Crystal Meth ist nicht neu. Als Stuka-Tablette und Panzerschokolade nahm es den Soldaten im Zweiten Weltkrieg die Angst, steigerte ihre Konzentrationsfähigkeit, ihre Leistung. Derzeit wird sie vor allem mit der Gruppe der 25 bis 30-Jährigen in Verbindung gebracht - junge Erwachsene, die in ihrem Beruf viel leisten müssen, in der Familie, im Freundeskreis unter Druck stehen. Viele von ihnen haben durchaus schon früh mit anderen Drogen angefangen. Und vor etwa vier, fünf Jahren, so erinnert sich Andreas Raab, wurde in der Drogenszene in Brandenburg mit Crystal Meth gelockt. Es wurde billig angeboten, zum Probieren verschenkt, verspricht als Zweitdroge neben Heroin einen zusätzlichen Kick. Aber die Nebenwirkung ist heftig, lässt den Körper schnell altern, greift die Organe an, macht im hohen Grade abhängig. "Auch der Zahnverfall ist auffällig", sagt Andreas Raab.

Es braucht Zeit, aus dem Teufelskreis auszubrechen. Da hilft in Cottbus ein Netz von Spezialisten, Therapeuten und von Pflegeeltern, die die oft noch kleinen Kinder aufnehmen, wenn die Eltern zur Entgiftung gehen.

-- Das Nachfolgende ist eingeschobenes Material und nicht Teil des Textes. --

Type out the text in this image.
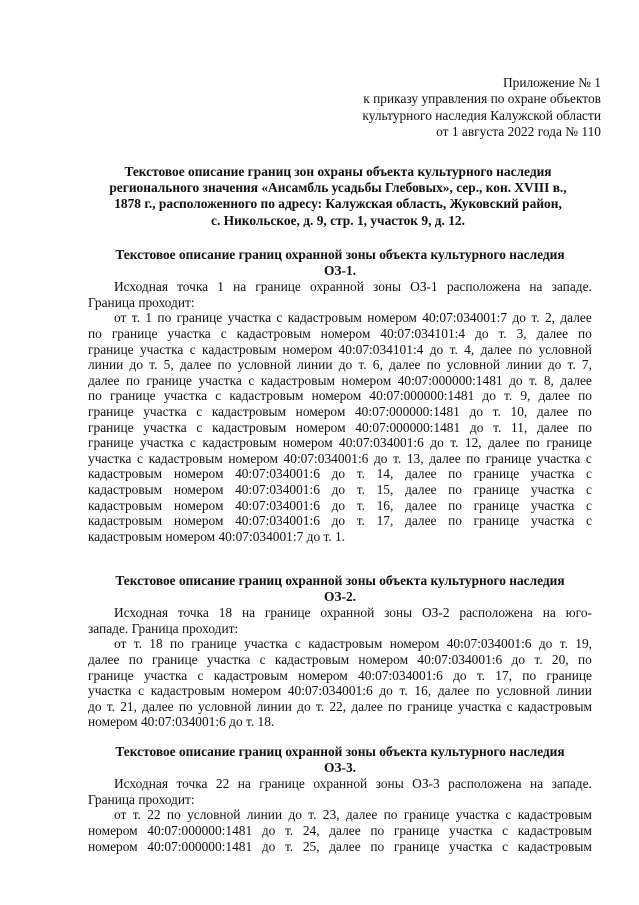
Приложение № 1
к приказу управления по охране объектов
культурного наследия Калужской области
от 1 августа 2022 года № 110
Текстовое описание границ зон охраны объекта культурного наследия
регионального значения «Ансамбль усадьбы Глебовых», сер., кон. XVIII в.,
1878 г., расположенного по адресу: Калужская область, Жуковский район,
с. Никольское, д. 9, стр. 1, участок 9, д. 12.
Текстовое описание границ охранной зоны объекта культурного наследия
ОЗ-1.
Исходная точка 1 на границе охранной зоны ОЗ-1 расположена на западе.
Граница проходит:
от т. 1 по границе участка с кадастровым номером 40:07:034001:7 до т. 2, далее
по границе участка с кадастровым номером 40:07:034101:4 до т. 3, далее по
границе участка с кадастровым номером 40:07:034101:4 до т. 4, далее по условной
линии до т. 5, далее по условной линии до т. 6, далее по условной линии до т. 7,
далее по границе участка с кадастровым номером 40:07:000000:1481 до т. 8, далее
по границе участка с кадастровым номером 40:07:000000:1481 до т. 9, далее по
границе участка с кадастровым номером 40:07:000000:1481 до т. 10, далее по
границе участка с кадастровым номером 40:07:000000:1481 до т. 11, далее по
границе участка с кадастровым номером 40:07:034001:6 до т. 12, далее по границе
участка с кадастровым номером 40:07:034001:6 до т. 13, далее по границе участка с
кадастровым номером 40:07:034001:6 до т. 14, далее по границе участка с
кадастровым номером 40:07:034001:6 до т. 15, далее по границе участка с
кадастровым номером 40:07:034001:6 до т. 16, далее по границе участка с
кадастровым номером 40:07:034001:6 до т. 17, далее по границе участка с
кадастровым номером 40:07:034001:7 до т. 1.
Текстовое описание границ охранной зоны объекта культурного наследия
ОЗ-2.
Исходная точка 18 на границе охранной зоны ОЗ-2 расположена на юго-
западе. Граница проходит:
от т. 18 по границе участка с кадастровым номером 40:07:034001:6 до т. 19,
далее по границе участка с кадастровым номером 40:07:034001:6 до т. 20, по
границе участка с кадастровым номером 40:07:034001:6 до т. 17, по границе
участка с кадастровым номером 40:07:034001:6 до т. 16, далее по условной линии
до т. 21, далее по условной линии до т. 22, далее по границе участка с кадастровым
номером 40:07:034001:6 до т. 18.
Текстовое описание границ охранной зоны объекта культурного наследия
ОЗ-3.
Исходная точка 22 на границе охранной зоны ОЗ-3 расположена на западе.
Граница проходит:
от т. 22 по условной линии до т. 23, далее по границе участка с кадастровым
номером 40:07:000000:1481 до т. 24, далее по границе участка с кадастровым
номером 40:07:000000:1481 до т. 25, далее по границе участка с кадастровым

Hoffnung? Bei Crystal Meth wartet er auf diese Erfahrung. Aber betreffs der Drogensucht allgemein hat Raab eine Gruppe von elf- bis 15-jährigen Jungen aus Schmellwitz vor Augen: Um 2005 herum waren sie dem Jugendamt aufgefallen. Sie galten als stressig, kamen aus schwierigen Elternhäusern, ein Junge hatte den Tod des Vaters nicht verkraftet. Sie zogen rum, klauten, probierten sehr schräge Drogen, experimentierten mit Kleber. "Einer hat es nicht geschafft", erinnert sich Raab, "aber alle anderen haben heute Arbeit, zum Teil Familie, stehen im Leben." Und das gelang, weil Menschen ihre Hand für sie ins Feuer legten. "Sie müssen aus dem Milieu heraus und Selbstbewusstsein entwickeln", sagt Raab.

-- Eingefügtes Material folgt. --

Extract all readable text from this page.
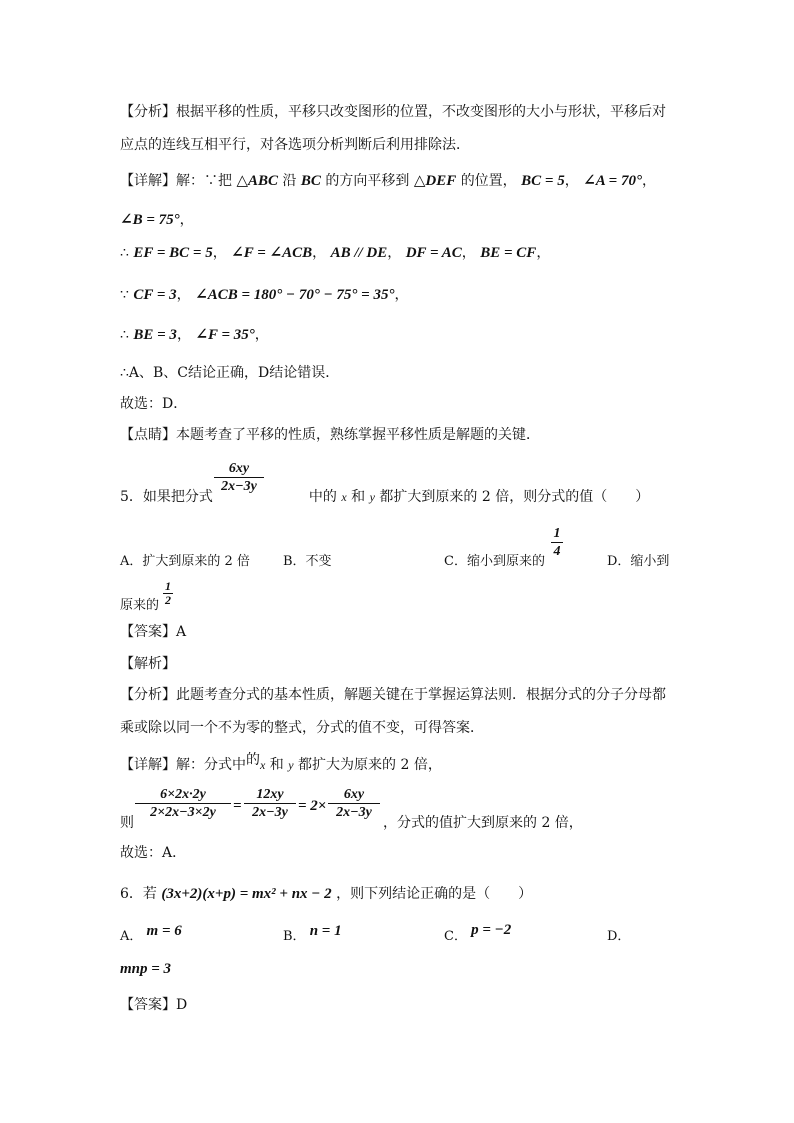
【分析】根据平移的性质，平移只改变图形的位置，不改变图形的大小与形状，平移后对
应点的连线互相平行，对各选项分析判断后利用排除法．
【详解】解：∵把 △ABC 沿 BC 的方向平移到 △DEF 的位置， BC = 5， ∠A = 70°，
∠B = 75°，
∴ EF = BC = 5， ∠F = ∠ACB， AB // DE， DF = AC， BE = CF，
∵ CF = 3， ∠ACB = 180° − 70° − 75° = 35°，
∴ BE = 3， ∠F = 35°，
∴A、B、C结论正确，D结论错误．
故选：D．
【点睛】本题考查了平移的性质，熟练掌握平移性质是解题的关键．
5．如果把分式	中的 x 和 y 都扩大到原来的 2 倍，则分式的值（　　）
6xy
2x−3y
A．扩大到原来的 2 倍	B．不变	C．缩小到原来的
1
4
D．缩小到
原来的
1
2
【答案】A
【解析】
【分析】此题考查分式的基本性质，解题关键在于掌握运算法则．根据分式的分子分母都
乘或除以同一个不为零的整式，分式的值不变，可得答案．
【详解】解：分式中的x 和 y 都扩大为原来的 2 倍，
则
6×2x·2y
2×2x−3×2y	=
12xy
2x−3y = 2×
6xy
2x−3y
，分式的值扩大到原来的 2 倍，
故选：A．
6．若 (3x+2)(x+p) = mx² + nx − 2 ，则下列结论正确的是（　　）
A． m = 6	B． n = 1	C． p = −2	D．
mnp = 3
【答案】D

Beratungsstelle gestrichen

Deshalb macht Sozialarbeiter wütend, wenn im Sicherungskonzept des Cottbuser Haushalts 2015 eine erhoffte weitere Suchtberatungsstelle wieder gestrichen werden soll. Als Begrün dung dieser Konsolidierungsmaßnahme heißt es "Durch Präsentation von Gefahren des Suchtmissbrauchs werden Menschen aufgerüttelt und auf gesundheitliche Schäden hingewiesen. Es erfolgt ein Stopp des Anstiegs der Patienten. Dadurch entfällt die Notwendigkeit einer weiteren Suchtberatungsstätte." Prävention genügt nicht und wird auch nicht ausgebaut.

Die Rauschgiftdelikte steigen: Nach 306 Fällen im ersten Halbjahr 2014 in Cottbus/Spree-Neiße waren es im gleichen Zeitraum 2015 mindestens 70 Fälle mehr.